My point is simply one of equality. Sport should be based on how's most talented and has worked the hardest, not on who has access to the best back alley chemist.

:-)

freedom
11-23-2012, 08:21 PM
why?

why should talent and hard work be the deciding factors....? Are you kidding me?!
:confused:

broncofan
11-23-2012, 08:57 PM
Freedom,
I understand what you're saying. I'm not pretending your arguments are not compelling. There are detection problems and this leads to cheating and inequality. Here's my problem, and you may be able to clear it up.

First, as has been said in here, if everyone is cheating you will have some players who are better than others, because all other things equal skill and talent will be decisive (this is the good part). But the players who are not quite as good despite using steroids might have an incentive to try to use higher doses. I know you said that higher doses are not more beneficial, and the effective reasonable doses are not as dangerous. But you know human nature as well as I do I'm sure. If someone is getting beaten they will push the envelope. They will take higher doses (whether effective or not), they will take stimulants, they will dope their blood. It's easy to say that any line drawing is a bit arbitrary and we can have equality by allowing full access, but with the competitive nature of sports, people will take dangerous doses. Just my opinion and the proper rebuttal maybe is that with freedom of choice, they sort of make their own bed if they make a stupid choice like that.

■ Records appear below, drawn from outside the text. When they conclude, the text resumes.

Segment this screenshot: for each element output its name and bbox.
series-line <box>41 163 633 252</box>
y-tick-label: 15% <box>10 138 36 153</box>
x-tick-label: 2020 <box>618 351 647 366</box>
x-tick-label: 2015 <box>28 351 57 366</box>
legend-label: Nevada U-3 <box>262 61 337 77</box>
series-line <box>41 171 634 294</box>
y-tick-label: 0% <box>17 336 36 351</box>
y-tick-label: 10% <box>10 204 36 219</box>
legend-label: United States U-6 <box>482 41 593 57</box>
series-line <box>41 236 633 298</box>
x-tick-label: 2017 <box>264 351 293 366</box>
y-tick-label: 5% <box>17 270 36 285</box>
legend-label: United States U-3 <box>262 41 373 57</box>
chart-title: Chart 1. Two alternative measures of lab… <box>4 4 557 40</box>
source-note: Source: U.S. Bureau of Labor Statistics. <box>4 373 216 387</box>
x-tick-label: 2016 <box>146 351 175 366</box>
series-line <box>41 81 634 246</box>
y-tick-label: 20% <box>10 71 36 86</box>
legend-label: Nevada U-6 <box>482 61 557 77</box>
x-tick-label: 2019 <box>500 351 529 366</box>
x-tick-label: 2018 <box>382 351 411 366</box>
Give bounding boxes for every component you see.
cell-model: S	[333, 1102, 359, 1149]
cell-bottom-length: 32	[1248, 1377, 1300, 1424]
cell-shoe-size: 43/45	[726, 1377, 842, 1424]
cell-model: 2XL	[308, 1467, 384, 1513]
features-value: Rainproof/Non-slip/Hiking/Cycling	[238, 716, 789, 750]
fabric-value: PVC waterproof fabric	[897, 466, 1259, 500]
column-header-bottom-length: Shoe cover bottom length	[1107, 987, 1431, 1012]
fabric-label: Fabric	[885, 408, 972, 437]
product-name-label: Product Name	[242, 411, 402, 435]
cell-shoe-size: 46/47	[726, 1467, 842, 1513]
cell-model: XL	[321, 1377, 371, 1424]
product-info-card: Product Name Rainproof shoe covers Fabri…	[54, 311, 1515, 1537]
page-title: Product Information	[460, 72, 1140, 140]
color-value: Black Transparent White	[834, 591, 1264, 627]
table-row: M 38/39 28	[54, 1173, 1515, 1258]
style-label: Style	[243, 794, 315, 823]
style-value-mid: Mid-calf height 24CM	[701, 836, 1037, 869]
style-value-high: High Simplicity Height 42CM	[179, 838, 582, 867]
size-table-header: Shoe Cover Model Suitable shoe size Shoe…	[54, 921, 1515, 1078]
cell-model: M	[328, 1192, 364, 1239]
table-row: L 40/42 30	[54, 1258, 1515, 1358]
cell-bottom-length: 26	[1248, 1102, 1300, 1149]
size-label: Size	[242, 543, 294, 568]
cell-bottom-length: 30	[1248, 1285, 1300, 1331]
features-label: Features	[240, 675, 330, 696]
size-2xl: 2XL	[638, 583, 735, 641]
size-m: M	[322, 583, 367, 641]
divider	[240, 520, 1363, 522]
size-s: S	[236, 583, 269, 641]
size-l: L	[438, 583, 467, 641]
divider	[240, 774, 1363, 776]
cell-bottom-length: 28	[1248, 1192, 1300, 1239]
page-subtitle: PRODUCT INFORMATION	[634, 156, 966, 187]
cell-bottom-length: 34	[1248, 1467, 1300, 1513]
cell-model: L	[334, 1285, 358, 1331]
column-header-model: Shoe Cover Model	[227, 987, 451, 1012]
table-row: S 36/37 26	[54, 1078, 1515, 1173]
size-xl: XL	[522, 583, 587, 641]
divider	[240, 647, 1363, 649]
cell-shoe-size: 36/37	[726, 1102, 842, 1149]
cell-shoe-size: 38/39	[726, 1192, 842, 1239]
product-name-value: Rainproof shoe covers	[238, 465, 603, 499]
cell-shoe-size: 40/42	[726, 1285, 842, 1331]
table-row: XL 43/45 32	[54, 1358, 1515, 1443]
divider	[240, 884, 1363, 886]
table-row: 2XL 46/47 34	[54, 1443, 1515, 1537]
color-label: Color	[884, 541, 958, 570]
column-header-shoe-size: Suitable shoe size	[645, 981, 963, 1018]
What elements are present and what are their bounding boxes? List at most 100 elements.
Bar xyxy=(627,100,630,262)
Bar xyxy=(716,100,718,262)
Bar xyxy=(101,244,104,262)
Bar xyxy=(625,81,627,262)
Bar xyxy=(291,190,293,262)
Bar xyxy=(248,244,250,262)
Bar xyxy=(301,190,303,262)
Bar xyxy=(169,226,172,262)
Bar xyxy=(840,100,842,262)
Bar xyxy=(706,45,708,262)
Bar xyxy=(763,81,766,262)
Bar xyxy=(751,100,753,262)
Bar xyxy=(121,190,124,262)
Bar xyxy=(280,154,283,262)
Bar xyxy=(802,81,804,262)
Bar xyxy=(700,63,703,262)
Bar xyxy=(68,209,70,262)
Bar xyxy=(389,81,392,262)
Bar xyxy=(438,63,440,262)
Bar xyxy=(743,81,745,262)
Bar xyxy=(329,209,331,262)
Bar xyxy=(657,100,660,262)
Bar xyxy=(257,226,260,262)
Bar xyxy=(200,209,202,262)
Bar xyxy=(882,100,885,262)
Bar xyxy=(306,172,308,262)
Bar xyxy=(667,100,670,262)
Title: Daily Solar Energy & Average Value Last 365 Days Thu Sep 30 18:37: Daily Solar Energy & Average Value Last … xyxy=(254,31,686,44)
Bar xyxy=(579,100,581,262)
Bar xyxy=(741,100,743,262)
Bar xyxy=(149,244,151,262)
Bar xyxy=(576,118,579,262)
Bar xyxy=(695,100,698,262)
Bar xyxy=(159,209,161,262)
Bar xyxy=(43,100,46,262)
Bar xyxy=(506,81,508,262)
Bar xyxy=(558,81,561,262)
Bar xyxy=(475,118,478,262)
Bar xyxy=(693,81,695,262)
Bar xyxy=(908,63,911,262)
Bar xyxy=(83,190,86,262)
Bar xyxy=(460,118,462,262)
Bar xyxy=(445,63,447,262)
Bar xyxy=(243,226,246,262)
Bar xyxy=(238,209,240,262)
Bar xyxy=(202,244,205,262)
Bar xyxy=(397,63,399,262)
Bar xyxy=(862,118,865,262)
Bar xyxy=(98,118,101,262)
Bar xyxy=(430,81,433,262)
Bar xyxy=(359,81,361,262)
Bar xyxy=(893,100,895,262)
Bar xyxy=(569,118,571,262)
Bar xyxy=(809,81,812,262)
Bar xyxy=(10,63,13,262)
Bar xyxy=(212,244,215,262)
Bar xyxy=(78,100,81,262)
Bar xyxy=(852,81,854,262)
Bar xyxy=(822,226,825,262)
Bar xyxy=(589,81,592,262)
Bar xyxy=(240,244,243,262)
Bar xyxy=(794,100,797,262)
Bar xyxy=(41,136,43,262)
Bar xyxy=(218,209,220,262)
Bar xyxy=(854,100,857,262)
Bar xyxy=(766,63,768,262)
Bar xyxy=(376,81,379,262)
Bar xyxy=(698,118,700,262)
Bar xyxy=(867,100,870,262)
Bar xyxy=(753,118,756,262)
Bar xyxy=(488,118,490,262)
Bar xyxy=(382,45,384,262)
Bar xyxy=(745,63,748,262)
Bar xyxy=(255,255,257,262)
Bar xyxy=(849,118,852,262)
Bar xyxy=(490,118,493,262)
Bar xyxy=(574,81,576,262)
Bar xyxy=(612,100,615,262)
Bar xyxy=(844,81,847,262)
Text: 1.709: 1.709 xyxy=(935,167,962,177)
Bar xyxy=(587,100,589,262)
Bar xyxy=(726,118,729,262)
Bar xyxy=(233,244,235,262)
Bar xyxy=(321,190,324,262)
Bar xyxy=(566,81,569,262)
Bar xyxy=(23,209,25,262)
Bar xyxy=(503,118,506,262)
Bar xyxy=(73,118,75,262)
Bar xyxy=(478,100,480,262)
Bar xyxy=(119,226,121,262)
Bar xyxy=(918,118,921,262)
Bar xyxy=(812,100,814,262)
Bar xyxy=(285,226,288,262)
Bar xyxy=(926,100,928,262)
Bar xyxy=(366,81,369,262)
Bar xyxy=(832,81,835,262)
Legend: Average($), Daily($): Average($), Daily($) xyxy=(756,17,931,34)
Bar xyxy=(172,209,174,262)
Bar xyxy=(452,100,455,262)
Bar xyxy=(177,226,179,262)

Second, Giovanni and Prospero have both brought up this point that I want to elaborate on a little bit. The nature of sports changes with the addition of anabolic components. Part of the joy of watching sports for me is that you have two human beings competing, doing the best they can with what they have. People want to identify with their sports heroes and that is very difficult to do when they take on extremely unnatural proportions. Humans are not the strongest or the fastest or the most agile animals. But part of the enjoyment of sports is the element of willpower, of thought, of competitive desire people bring to a competition. I think hormones dilute that.

freedom
11-24-2012, 04:42 PM
Very well reasoned Bronco, I can't find fault with what you say. At this middle point I suppose personal judgement becomes the factor.

For me I rankle at the unfairness of the few having access to technology that others do not. But I recognise your aesthetic argument, in a perfect world there would be no drugs and that would make me happy.

However, I'm a pragmatist and there are drugs so now Pandora is out of her box what is the least bad solution?